ワークシェアを考える時の4視点
こまちぷらすは、所謂ワークシェアをしています。
50人近くいるメンバーは、月1―2日程度働く方、一日4時間週2日働く方、業務委託でプロジェクトベースで働く方、一日6時間程度週4日働く方、時間帯も時間の区切り方も部署によって多少揃えていますが、結構いろいろです。最近は在宅勤務も組み合わさり更に複雑に。
そのワークシェアが成り立つためにはいくつかのポイントがあります。
情報共有(点と点)
一つは、情報共有。
例えば、午前と午後でカフェで働くメンバーが入れ替わるのですが、申し送りといったような事項もあります。朝の朝礼一回で済むのではなく、午前でもいろいろとあるので、いろいろと整理をして午後に申し送りメモ残したり伝えたりと手を忙しく動かしながら日々カフェスタッフがやってくれています。その午前午後という一日の中だけでなく、その次の日への申し送りもあります。同じ人が毎日入っていればその人に共有すればよいことも言語化し、残す必要があります。これが、時間かかる。そしてなくすこともなかなかできない。毎日いらっしゃる人によって景色が変わるカフェという場を作っている以上、どれだけ平準化しても残る部分があります。
カフェのみならず事務方も同様。誰がどう動くと固定化すると動ける時間帯がみんなそれぞれなので、共有しておかないと問合せに対して答えられない、休みがでたときにカバーに入れない等いろんなことが起きます。すべて共有するとその文字化だけで一日が終わってしまうので、全体は月1最低限の共有をしつつ共有の範囲を数段階に分けて動いているチームもあります。

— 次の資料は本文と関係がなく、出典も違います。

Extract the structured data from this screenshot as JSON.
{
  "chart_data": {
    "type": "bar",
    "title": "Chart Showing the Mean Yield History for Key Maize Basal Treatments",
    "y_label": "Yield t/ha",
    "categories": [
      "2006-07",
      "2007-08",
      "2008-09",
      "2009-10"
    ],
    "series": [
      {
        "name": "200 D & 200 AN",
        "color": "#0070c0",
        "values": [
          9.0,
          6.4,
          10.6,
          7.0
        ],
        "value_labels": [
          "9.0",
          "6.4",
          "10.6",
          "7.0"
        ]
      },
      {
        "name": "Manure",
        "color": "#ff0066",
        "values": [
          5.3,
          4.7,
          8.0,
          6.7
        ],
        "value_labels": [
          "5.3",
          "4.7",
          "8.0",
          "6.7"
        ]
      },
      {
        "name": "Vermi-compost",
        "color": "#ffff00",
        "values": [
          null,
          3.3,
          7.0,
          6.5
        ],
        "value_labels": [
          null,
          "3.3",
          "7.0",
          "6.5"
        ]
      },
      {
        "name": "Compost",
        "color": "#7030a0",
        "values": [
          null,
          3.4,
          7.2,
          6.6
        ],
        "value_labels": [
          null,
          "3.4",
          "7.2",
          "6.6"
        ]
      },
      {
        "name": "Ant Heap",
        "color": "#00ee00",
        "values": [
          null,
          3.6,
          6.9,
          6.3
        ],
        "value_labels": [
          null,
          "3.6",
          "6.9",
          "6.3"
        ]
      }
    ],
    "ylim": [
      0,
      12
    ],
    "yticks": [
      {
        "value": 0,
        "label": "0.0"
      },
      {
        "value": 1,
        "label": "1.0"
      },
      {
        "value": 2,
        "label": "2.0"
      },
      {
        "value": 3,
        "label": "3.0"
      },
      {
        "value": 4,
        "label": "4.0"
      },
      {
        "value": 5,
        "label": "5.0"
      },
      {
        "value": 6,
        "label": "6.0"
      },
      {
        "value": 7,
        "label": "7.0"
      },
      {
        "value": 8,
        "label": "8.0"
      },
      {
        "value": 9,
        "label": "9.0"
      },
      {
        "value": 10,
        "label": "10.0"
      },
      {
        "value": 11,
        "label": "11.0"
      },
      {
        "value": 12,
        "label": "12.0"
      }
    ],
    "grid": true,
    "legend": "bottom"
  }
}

法人全体でもそうです。毎月のミーティングに向けてワード数ページにわたる全体共有ファイル、数値化できるものを数字に落とすファイルがつくられます。みんなそれぞれどう動いているのか、そこに文字や数字で把握し、関心もっている部分は詳細読み込み、ない部分はさらっと読み流すと多少の濃淡はあるのですが、上の絵のようにそれがマステのように互いに共通で話せる話題になったり、あの人にこの情報有益かもと伝え合ったり、結果いろんな架け橋になっていきます。
何をよしとして何をよしとしないか議論(線)
もう一つは、何をよしとして何をよしとしないか議論。
例えば同じ業務を人が入れ替わって日替わりで実施するので、昨日と今日では違う人が特定の同じ業務をしている。目の前で起きる事象に対して「それはこまちとしてありなのか?」「なしなのか?」みたいなことでちょいと立ち止まって考えることがあるのですが、それをどう判断して解消していくか悩むことが無数にあります。一人の人が毎日たっていればそれはその人の判断軸でなんとなくつくっていける部分があるでしょうし、2-3人でまわしていればなんとなく阿吽の呼吸みたいなものがあるのですが、メンバーが多くしょっちゅう入れ替わると、これがなかなか迷います。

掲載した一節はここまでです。